Dicho esto, es necesario desmontar bulos lanzados desde los argumentos más bizarros, los cuales se extienden como el propio fuego a través de las redes, yendo en paralelo con los enfrentamientos en la arena política, más centrada en hacer mella en el adversario que en buscar soluciones.
En primer lugar, los espacios naturales protegidos, incluidos los integrados en la Red Natura 2000, no arden más que el resto de los que componen el territorio, pues, según los datos estadísticos, solo un pequeño porcentaje de los incendios forestales tienen lugar dentro de espacios con alguna categoría de protección.
Las leyes ambientales no provocan incendios: la mayoría tienen un origen humano, ya sea por quemas agrícolas y ganaderas mal gestionadas, negligencias, accidentes, actividades recreativas y por actos intencionados y vandálicos. Las figuras de protección contribuyen a la prevención de incendios mediante planes de gestión forestal, limpieza selectiva, recuperación de usos tradicionales y una planificación más cuidadosa del territorio.
Importante es matizar que, aunque las causas directas de los incendios de sexta generación no son achacables al cambio climático, sino al cúmulo causal de factores socioeconómicos y de gestión del territorio que hemos mencionado, en absoluto ello implica dar la razón a los que niegan la existencia y consecuencias de aquel.
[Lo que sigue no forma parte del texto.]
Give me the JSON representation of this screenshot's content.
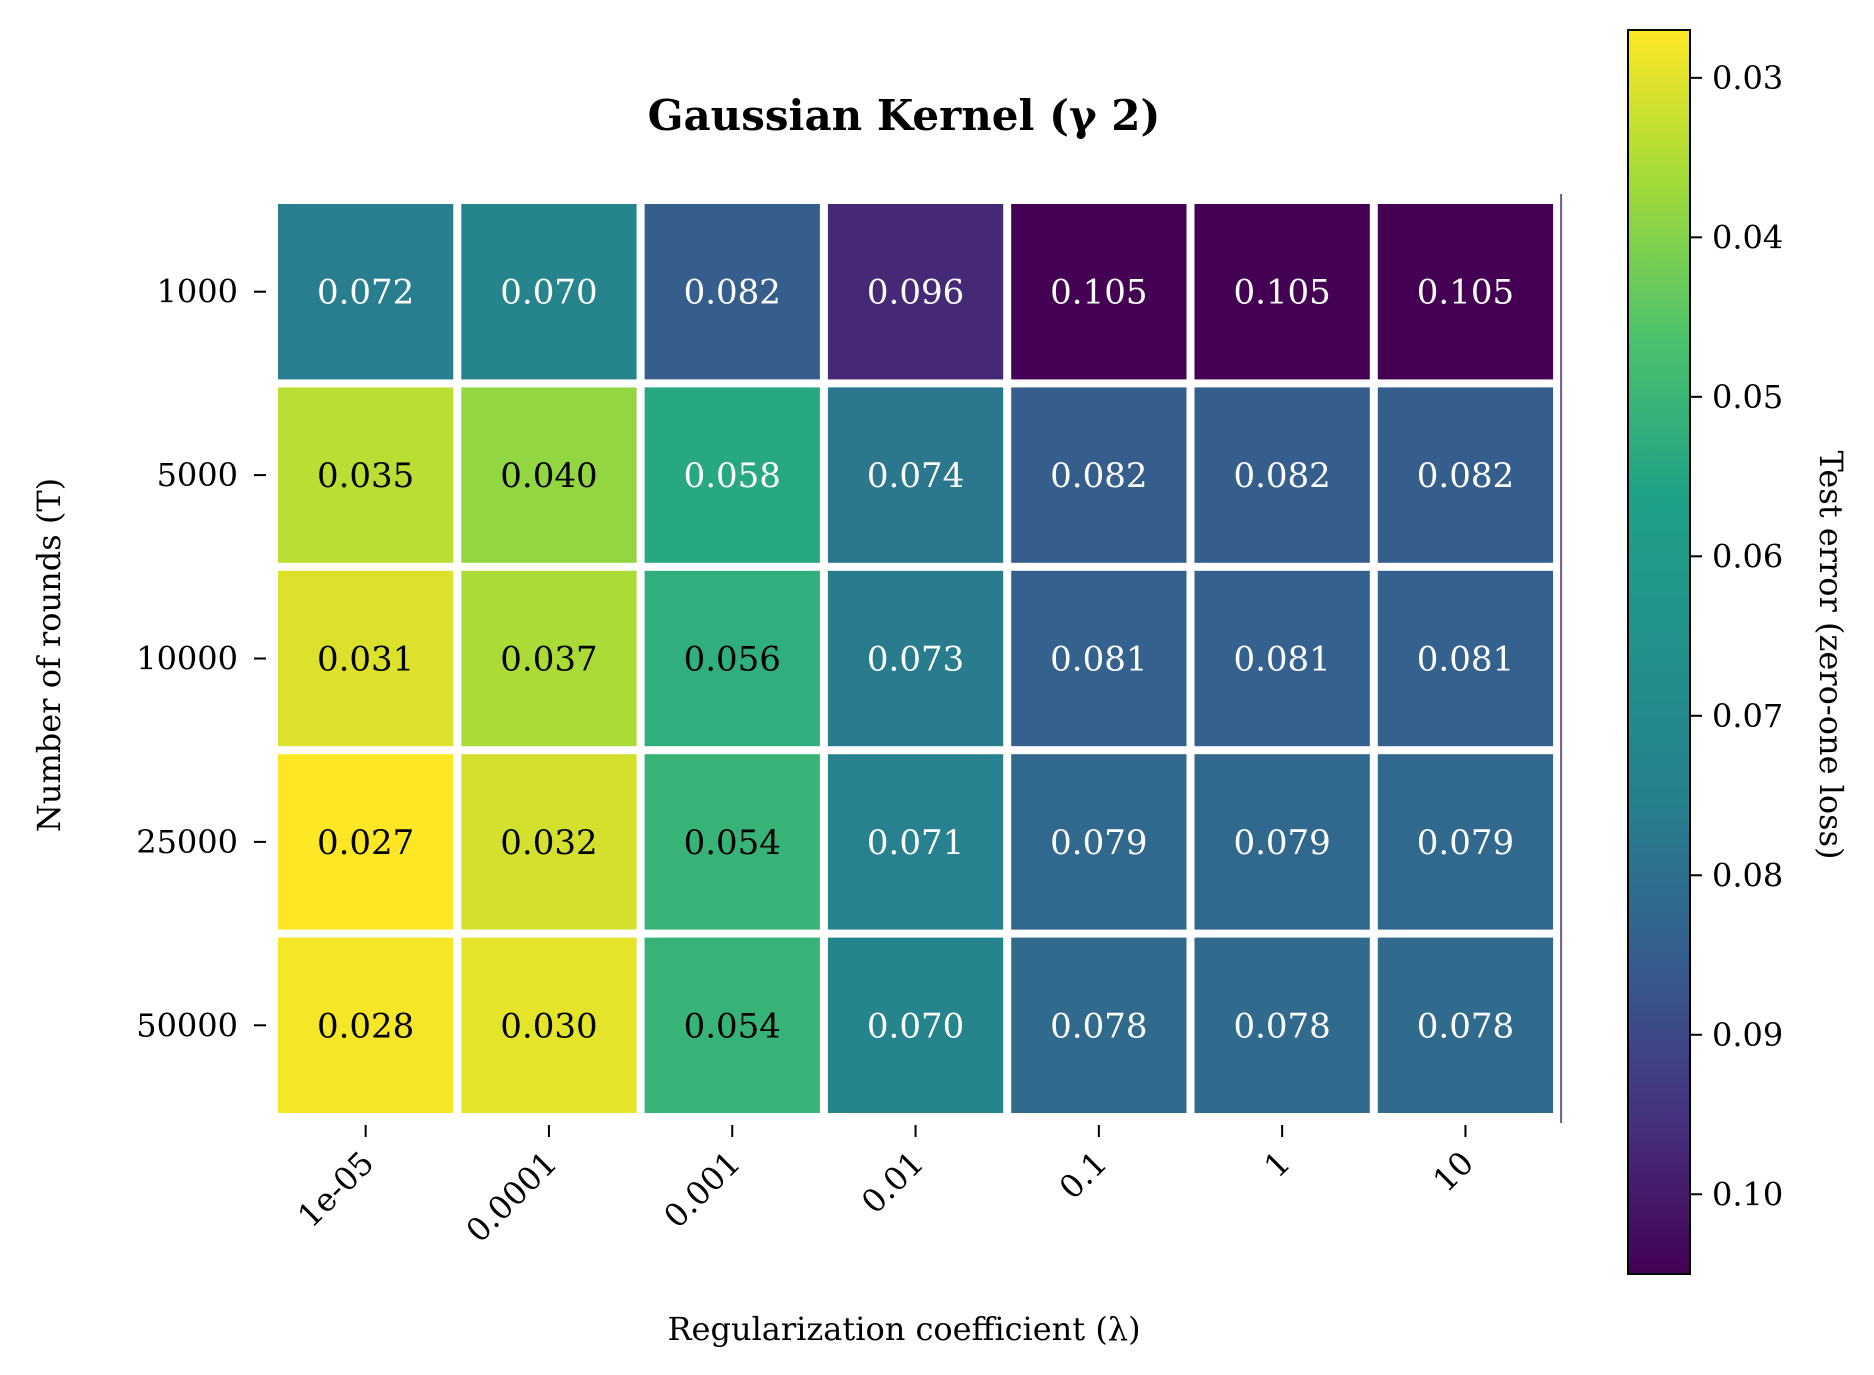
{
  "chart_data": {
    "type": "heatmap",
    "title": "Gaussian Kernel (γ 2)",
    "xlabel": "Regularization coefficient (λ)",
    "ylabel": "Number of rounds (T)",
    "x_categories": [
      "1e-05",
      "0.0001",
      "0.001",
      "0.01",
      "0.1",
      "1",
      "10"
    ],
    "y_categories": [
      "1000",
      "5000",
      "10000",
      "25000",
      "50000"
    ],
    "values": [
      [
        0.072,
        0.07,
        0.082,
        0.096,
        0.105,
        0.105,
        0.105
      ],
      [
        0.035,
        0.04,
        0.058,
        0.074,
        0.082,
        0.082,
        0.082
      ],
      [
        0.031,
        0.037,
        0.056,
        0.073,
        0.081,
        0.081,
        0.081
      ],
      [
        0.027,
        0.032,
        0.054,
        0.071,
        0.079,
        0.079,
        0.079
      ],
      [
        0.028,
        0.03,
        0.054,
        0.07,
        0.078,
        0.078,
        0.078
      ]
    ],
    "value_labels": [
      [
        "0.072",
        "0.070",
        "0.082",
        "0.096",
        "0.105",
        "0.105",
        "0.105"
      ],
      [
        "0.035",
        "0.040",
        "0.058",
        "0.074",
        "0.082",
        "0.082",
        "0.082"
      ],
      [
        "0.031",
        "0.037",
        "0.056",
        "0.073",
        "0.081",
        "0.081",
        "0.081"
      ],
      [
        "0.027",
        "0.032",
        "0.054",
        "0.071",
        "0.079",
        "0.079",
        "0.079"
      ],
      [
        "0.028",
        "0.030",
        "0.054",
        "0.070",
        "0.078",
        "0.078",
        "0.078"
      ]
    ],
    "colormap": "viridis_r",
    "colorbar": {
      "label": "Test error (zero-one loss)",
      "range": [
        0.027,
        0.105
      ],
      "ticks": [
        "0.03",
        "0.04",
        "0.05",
        "0.06",
        "0.07",
        "0.08",
        "0.09",
        "0.10"
      ],
      "tick_values": [
        0.03,
        0.04,
        0.05,
        0.06,
        0.07,
        0.08,
        0.09,
        0.1
      ]
    },
    "grid": false
  }
}
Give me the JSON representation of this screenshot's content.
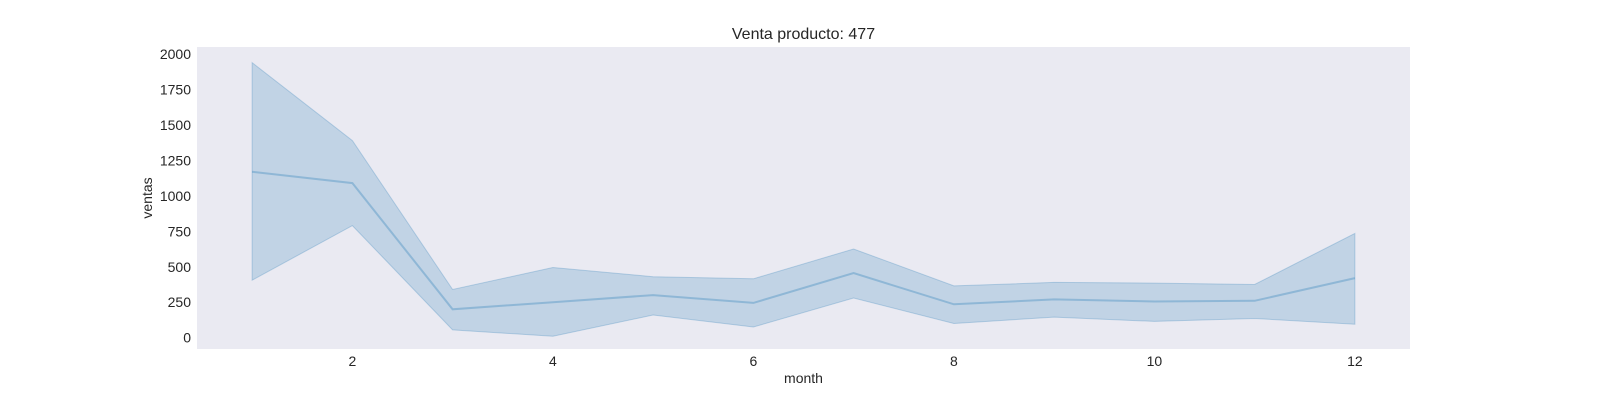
{
  "chart_data": {
    "type": "line",
    "title": "Venta producto: 477",
    "xlabel": "month",
    "ylabel": "ventas",
    "xlim": [
      0.45,
      12.55
    ],
    "ylim": [
      -80,
      2050
    ],
    "x_ticks": [
      2,
      4,
      6,
      8,
      10,
      12
    ],
    "y_ticks": [
      0,
      250,
      500,
      750,
      1000,
      1250,
      1500,
      1750,
      2000
    ],
    "grid": false,
    "series": [
      {
        "x": [
          1,
          2,
          3,
          4,
          5,
          6,
          7,
          8,
          9,
          10,
          11,
          12
        ],
        "mean": [
          1170,
          1090,
          200,
          250,
          300,
          245,
          455,
          235,
          270,
          255,
          260,
          420
        ],
        "ci_lower": [
          405,
          790,
          55,
          10,
          160,
          75,
          280,
          100,
          145,
          115,
          135,
          95
        ],
        "ci_upper": [
          1940,
          1390,
          340,
          495,
          430,
          415,
          625,
          365,
          390,
          385,
          375,
          735
        ]
      }
    ],
    "colors": {
      "plot_background": "#eaeaf2",
      "line": "#1f77b4",
      "band": "#1f77b4"
    }
  }
}
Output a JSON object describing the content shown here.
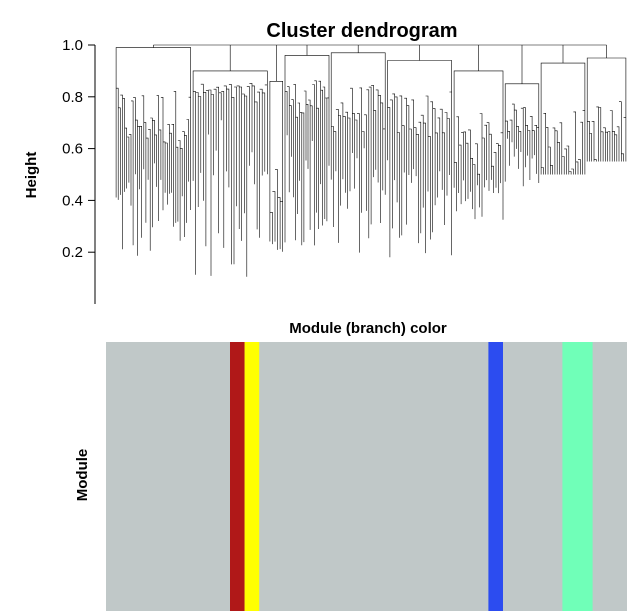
{
  "chart_data": [
    {
      "type": "dendrogram",
      "title": "Cluster dendrogram",
      "ylabel": "Height",
      "xlabel": "",
      "ylim": [
        0.0,
        1.0
      ],
      "yticks": [
        1.0,
        0.8,
        0.6,
        0.4,
        0.2
      ],
      "ytick_labels": [
        "1.0",
        "0.8",
        "0.6",
        "0.4",
        "0.2"
      ],
      "grid": false,
      "clusters": [
        {
          "range": [
            0.0,
            0.15
          ],
          "merge": 0.99,
          "min": 0.6,
          "floor": 0.14,
          "n": 36
        },
        {
          "range": [
            0.15,
            0.3
          ],
          "merge": 0.9,
          "min": 0.78,
          "floor": 0.1,
          "n": 30
        },
        {
          "range": [
            0.3,
            0.33
          ],
          "merge": 0.86,
          "min": 0.28,
          "floor": 0.18,
          "n": 6
        },
        {
          "range": [
            0.33,
            0.42
          ],
          "merge": 0.96,
          "min": 0.72,
          "floor": 0.18,
          "n": 22
        },
        {
          "range": [
            0.42,
            0.53
          ],
          "merge": 0.97,
          "min": 0.66,
          "floor": 0.18,
          "n": 24
        },
        {
          "range": [
            0.53,
            0.66
          ],
          "merge": 0.94,
          "min": 0.64,
          "floor": 0.17,
          "n": 28
        },
        {
          "range": [
            0.66,
            0.76
          ],
          "merge": 0.9,
          "min": 0.5,
          "floor": 0.32,
          "n": 22
        },
        {
          "range": [
            0.76,
            0.83
          ],
          "merge": 0.85,
          "min": 0.66,
          "floor": 0.45,
          "n": 16
        },
        {
          "range": [
            0.83,
            0.92
          ],
          "merge": 0.93,
          "min": 0.5,
          "floor": 0.5,
          "n": 20
        },
        {
          "range": [
            0.92,
            1.0
          ],
          "merge": 0.95,
          "min": 0.55,
          "floor": 0.55,
          "n": 18
        }
      ]
    },
    {
      "type": "heatmap",
      "title": "Module (branch) color",
      "ylabel": "Module",
      "background": "#c0c8c8",
      "bands": [
        {
          "start": 0.238,
          "end": 0.266,
          "color": "#b01818"
        },
        {
          "start": 0.266,
          "end": 0.294,
          "color": "#ffff00"
        },
        {
          "start": 0.734,
          "end": 0.762,
          "color": "#2c4cf0"
        },
        {
          "start": 0.876,
          "end": 0.934,
          "color": "#70ffb8"
        }
      ]
    }
  ]
}
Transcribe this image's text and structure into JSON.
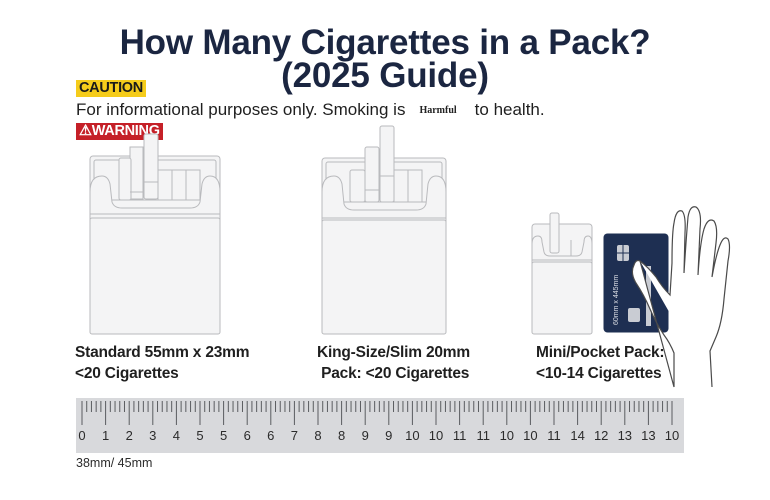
{
  "header": {
    "title_line1": "How Many Cigarettes in a Pack?",
    "title_line2": "(2025 Guide)"
  },
  "notices": {
    "caution_label": "CAUTION",
    "info_text_before": "For informational purposes only. Smoking is",
    "info_highlight": "Harmful",
    "info_text_after": "to health.",
    "warning_label": "⚠WARNING",
    "warning_icon": "warning-triangle-icon"
  },
  "packs": [
    {
      "name": "standard",
      "line1": "Standard 55mm x 23mm",
      "line2": "<20 Cigarettes"
    },
    {
      "name": "king-size-slim",
      "line1": "King-Size/Slim 20mm",
      "line2": " Pack: <20 Cigarettes"
    },
    {
      "name": "mini-pocket",
      "line1": "Mini/Pocket Pack:",
      "line2": "<10-14 Cigarettes"
    }
  ],
  "comparison": {
    "card_text": "60mm x 445mm",
    "card_icon": "credit-card-icon",
    "hand_icon": "hand-outline-icon"
  },
  "ruler": {
    "labels": [
      "0",
      "1",
      "2",
      "3",
      "4",
      "5",
      "5",
      "6",
      "6",
      "7",
      "8",
      "8",
      "9",
      "9",
      "10",
      "10",
      "11",
      "11",
      "10",
      "10",
      "11",
      "14",
      "12",
      "13",
      "13",
      "10"
    ],
    "note": "38mm/ 45mm"
  },
  "colors": {
    "title": "#1b2641",
    "caution_bg": "#f5cc1b",
    "warning_bg": "#c52028",
    "card_bg": "#1e2f52",
    "ruler_bg": "#d8d9dc"
  }
}
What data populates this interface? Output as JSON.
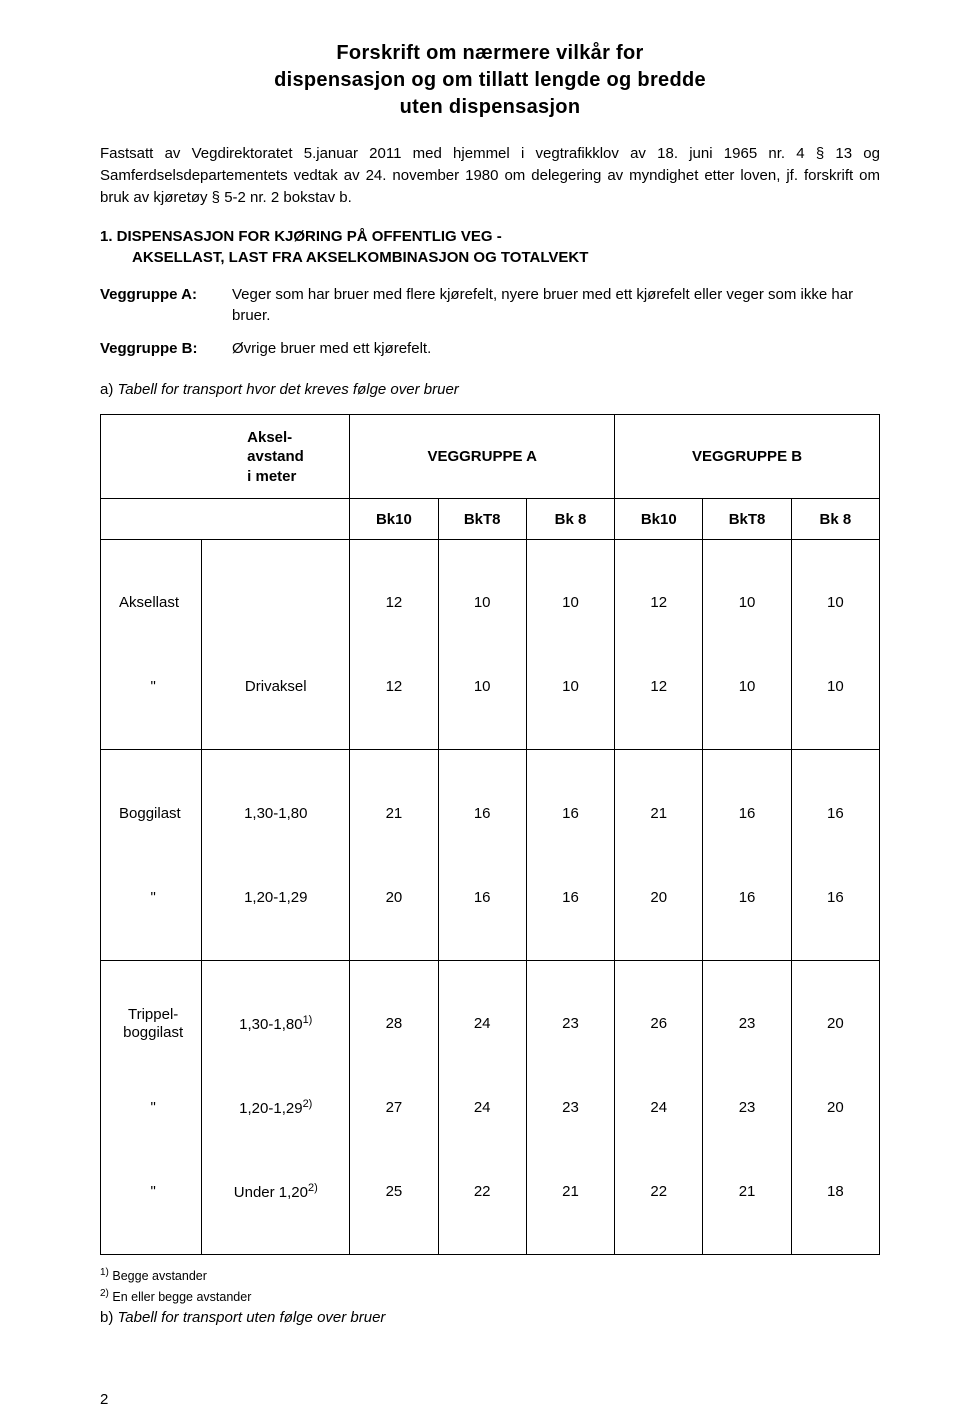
{
  "title": {
    "line1": "Forskrift om nærmere vilkår for",
    "line2": "dispensasjon og om tillatt lengde og bredde",
    "line3": "uten dispensasjon"
  },
  "intro": "Fastsatt av Vegdirektoratet 5.januar 2011 med hjemmel i vegtrafikklov av 18. juni 1965 nr. 4 § 13 og Samferdselsdepartementets vedtak av 24. november 1980 om delegering av myndighet etter loven, jf. forskrift om bruk av kjøretøy § 5-2 nr. 2 bokstav b.",
  "section": {
    "number_title": "1. DISPENSASJON FOR KJØRING PÅ OFFENTLIG VEG -",
    "subtitle": "AKSELLAST, LAST FRA AKSELKOMBINASJON OG TOTALVEKT"
  },
  "veggrupper": {
    "a": {
      "label": "Veggruppe A:",
      "body": "Veger som har bruer med flere kjørefelt, nyere bruer med ett kjørefelt eller veger som ikke har bruer."
    },
    "b": {
      "label": "Veggruppe B:",
      "body": "Øvrige bruer med ett kjørefelt."
    }
  },
  "caption_a": {
    "letter": "a)",
    "rest": " Tabell for transport hvor det kreves følge over bruer"
  },
  "table": {
    "head": {
      "aksel_lines": [
        "Aksel-",
        "avstand",
        "i meter"
      ],
      "groupA": "VEGGRUPPE A",
      "groupB": "VEGGRUPPE B",
      "bk": [
        "Bk10",
        "BkT8",
        "Bk 8",
        "Bk10",
        "BkT8",
        "Bk 8"
      ]
    },
    "aksellast": {
      "label": "Aksellast",
      "row1": [
        "12",
        "10",
        "10",
        "12",
        "10",
        "10"
      ],
      "driv_label": "Drivaksel",
      "row2": [
        "12",
        "10",
        "10",
        "12",
        "10",
        "10"
      ]
    },
    "boggilast": {
      "label": "Boggilast",
      "r1_sub": "1,30-1,80",
      "r1": [
        "21",
        "16",
        "16",
        "21",
        "16",
        "16"
      ],
      "r2_sub": "1,20-1,29",
      "r2": [
        "20",
        "16",
        "16",
        "20",
        "16",
        "16"
      ]
    },
    "trippel": {
      "label_l1": "Trippel-",
      "label_l2": "boggilast",
      "r1_sub": "1,30-1,80",
      "r1_sup": "1)",
      "r1": [
        "28",
        "24",
        "23",
        "26",
        "23",
        "20"
      ],
      "r2_sub": "1,20-1,29",
      "r2_sup": "2)",
      "r2": [
        "27",
        "24",
        "23",
        "24",
        "23",
        "20"
      ],
      "r3_sub": "Under 1,20",
      "r3_sup": "2)",
      "r3": [
        "25",
        "22",
        "21",
        "22",
        "21",
        "18"
      ]
    }
  },
  "footnotes": {
    "f1_sup": "1)",
    "f1": " Begge avstander",
    "f2_sup": "2)",
    "f2": " En eller begge avstander"
  },
  "caption_b": {
    "letter": "b)",
    "rest": " Tabell for transport uten følge over bruer"
  },
  "quote": "\"",
  "page_number": "2"
}
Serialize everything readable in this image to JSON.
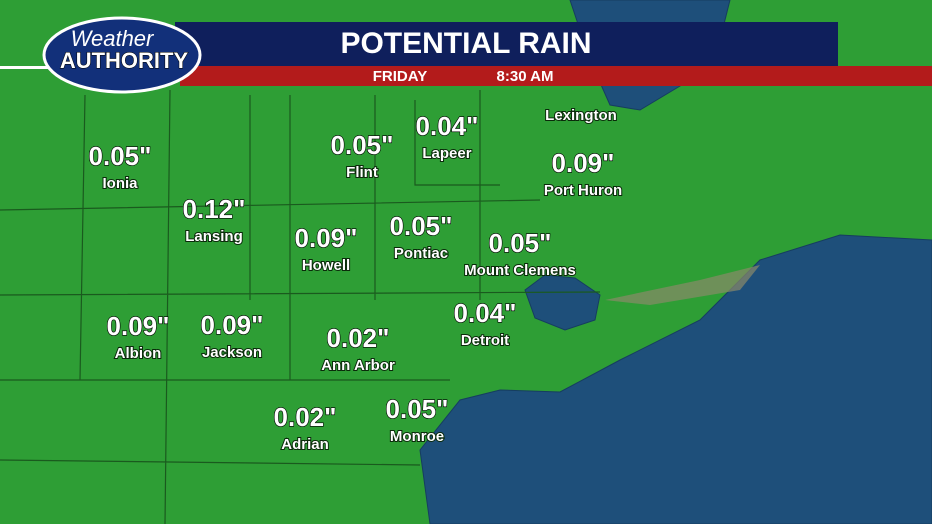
{
  "header": {
    "logo_top": "Weather",
    "logo_bottom": "AUTHORITY",
    "title": "POTENTIAL RAIN",
    "day": "FRIDAY",
    "time": "8:30 AM"
  },
  "cities": [
    {
      "name": "Lexington"
    },
    {
      "name": "Ionia",
      "value": "0.05\""
    },
    {
      "name": "Lansing",
      "value": "0.12\""
    },
    {
      "name": "Flint",
      "value": "0.05\""
    },
    {
      "name": "Lapeer",
      "value": "0.04\""
    },
    {
      "name": "Port Huron",
      "value": "0.09\""
    },
    {
      "name": "Howell",
      "value": "0.09\""
    },
    {
      "name": "Pontiac",
      "value": "0.05\""
    },
    {
      "name": "Mount Clemens",
      "value": "0.05\""
    },
    {
      "name": "Albion",
      "value": "0.09\""
    },
    {
      "name": "Jackson",
      "value": "0.09\""
    },
    {
      "name": "Ann Arbor",
      "value": "0.02\""
    },
    {
      "name": "Detroit",
      "value": "0.04\""
    },
    {
      "name": "Adrian",
      "value": "0.02\""
    },
    {
      "name": "Monroe",
      "value": "0.05\""
    }
  ]
}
El cambio climático de origen antrópico existe y es uno de los desafíos del momento presente y de cara al futuro.
Del mismo modo, la demonizada Agenda 2030 por parte de conspiranoicos y amigos de la fantasía ficción, no ha elaborado ningún “plan” para prohibir controlar el matorral, como se afirma, el cual, por su parte, sí que debe ser controlado cuando corresponda, pero ni su eliminación sistemática va a lograr que se frenen los incendios ni es incompatible su integración dentro de una gestión equilibrada del paisaje donde, en clave mosaico, tenga cabida el olivar, los frutales, las leguminosas, las huertas, los cultivos maderables y, por supuesto, las áreas forestales autóctonas, sin dar cabida ni a los monocultivos simplificadores que arrasan con todo resto de paisaje tradicional, ni a la expansión descontrolada del matorral.
En definitiva, un bosque autóctono sano no es un polvorín, sí lo son el abandono, la falta de gestión y los enfrentamientos interesados. Hace falta solidaridad interterritorial, dejar de ver el problema como una coyuntura estacional y pensar que los incendios son un trauma de dimensión inimaginable para quienes los sufren de cerca. Los ecologistas no queremos ningún “parque temático” donde no se pueda gestionar ni “tocar” nada, yendo con el arma de la prohibición como bandera, pero sí un modelo de gestión distinto, donde el problema se controle durante los 12 meses del año, dejando claro que el equilibrio vendrá con un elenco de actuaciones donde se mantenga una interacción entre personas y naturaleza. Ayudar, incentivar y subvencionar, por qué no, a la población local que con sus prácticas mantiene el equilibrio del entorno es parte de la solución, pero los bosques y los espacios protegidos no son parte del problema.